Investors bid $2.88 for each dollar of the $1.554 trillion in U.S. government notes and bonds sold at auction this year, according to Treasury data compiled by Bloomberg. That’s down from the record $3.15 for the $2.153 trillion sold at last year’s offerings.
The Treasury also plans to sell $35 billion of five-year notes tomorrow and $29 billion of seven-year debt the next day.
Investors in Treasuries were long this week, betting that the prices of the securities will rise, according to a survey by JPMorgan Chase & Co.
The proportion of net longs remained steady at 8 percentage points in the week ending yesterday, according to JPMorgan, matching the position in the week ending Sept. 16. Outright longs dropped to 19%, from 21%, while outright shorts dropped to 11% from 13%. Investors raised neutral bets to 70% from 66%.
‘‘Momentum remains relatively constructive in the Treasury market in the wake of the Fed’s decision not to taper,” said Ian Lyngen, a government-bond strategist at CRT Capital Group LLC in Stamford, Connecticut. “The market is grinding a little bit higher.”
Treasuries due in one to 10 years have returned 0.1% this quarter as of yesterday, based on the Bloomberg World Bond Indexes. U.S. government securities maturing in a decade and longer dropped 2.9%.
The market for U.S. government debt has yet to react to any potential impasse over raising the borrowing ceiling. Most federal operations would come to a halt when the fiscal year ends Sept. 30 if President Barack Obama’s administration and lawmakers can’t agree on a funding plan.
Treasuries that mature on Oct. 15 yielded 0.035%, from 0.037% two weeks ago. The rate on debt due Nov. 7 has held within two basis points of zero during the period.
Treasuries remained higher today as a report showed home prices in 20 U.S. cities rose in the 12 months through July by the most in more than seven years, helping boost owner equity.

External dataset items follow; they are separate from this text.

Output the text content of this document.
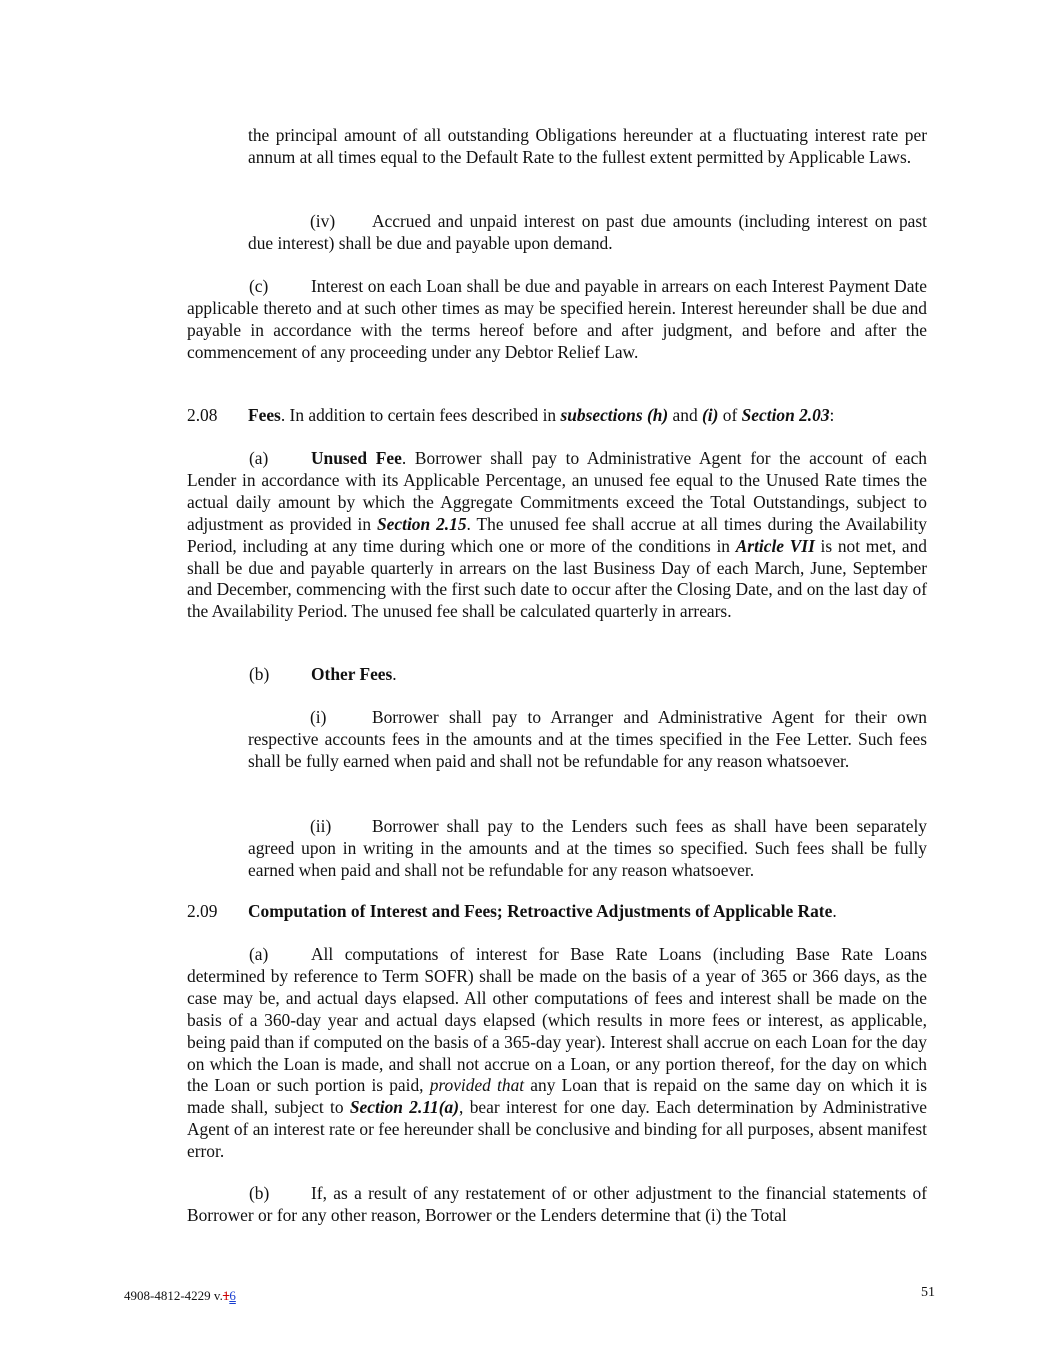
the principal amount of all outstanding Obligations hereunder at a fluctuating interest rate per annum at all times equal to the Default Rate to the fullest extent permitted by Applicable Laws.

(iv) Accrued and unpaid interest on past due amounts (including interest on past due interest) shall be due and payable upon demand.

(c) Interest on each Loan shall be due and payable in arrears on each Interest Payment Date applicable thereto and at such other times as may be specified herein. Interest hereunder shall be due and payable in accordance with the terms hereof before and after judgment, and before and after the commencement of any proceeding under any Debtor Relief Law.

2.08 Fees. In addition to certain fees described in subsections (h) and (i) of Section 2.03:

(a) Unused Fee. Borrower shall pay to Administrative Agent for the account of each Lender in accordance with its Applicable Percentage, an unused fee equal to the Unused Rate times the actual daily amount by which the Aggregate Commitments exceed the Total Outstandings, subject to adjustment as provided in Section 2.15. The unused fee shall accrue at all times during the Availability Period, including at any time during which one or more of the conditions in Article VII is not met, and shall be due and payable quarterly in arrears on the last Business Day of each March, June, September and December, commencing with the first such date to occur after the Closing Date, and on the last day of the Availability Period. The unused fee shall be calculated quarterly in arrears.

(b) Other Fees.

(i)	Borrower shall pay to Arranger and Administrative Agent for their own respective accounts fees in the amounts and at the times specified in the Fee Letter. Such fees shall be fully earned when paid and shall not be refundable for any reason whatsoever.

(ii) Borrower shall pay to the Lenders such fees as shall have been separately agreed upon in writing in the amounts and at the times so specified. Such fees shall be fully earned when paid and shall not be refundable for any reason whatsoever.

2.09 Computation of Interest and Fees; Retroactive Adjustments of Applicable Rate.

(a) All computations of interest for Base Rate Loans (including Base Rate Loans determined by reference to Term SOFR) shall be made on the basis of a year of 365 or 366 days, as the case may be, and actual days elapsed. All other computations of fees and interest shall be made on the basis of a 360-day year and actual days elapsed (which results in more fees or interest, as applicable, being paid than if computed on the basis of a 365-day year). Interest shall accrue on each Loan for the day on which the Loan is made, and shall not accrue on a Loan, or any portion thereof, for the day on which the Loan or such portion is paid, provided that any Loan that is repaid on the same day on which it is made shall, subject to Section 2.11(a), bear interest for one day. Each determination by Administrative Agent of an interest rate or fee hereunder shall be conclusive and binding for all purposes, absent manifest error.

(b) If, as a result of any restatement of or other adjustment to the financial statements of Borrower or for any other reason, Borrower or the Lenders determine that (i) the Total

4908-4812-4229 v.16	51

The S&P/Case-Shiller index of property values in 20 cities increased 12.4% from July 2012, matching the median projection of 31 economists surveyed by Bloomberg and the biggest year-to-year advance since February 2006, a report from the group showed today in New York.
The Conference Board’s index of U.S. consumer confidence decreased to 79.7 in September from a revised 81.8 a month earlier, data from the New York-based private research group showed today. The Richmond Fed’s manufacturing index tumbled to zero from 14.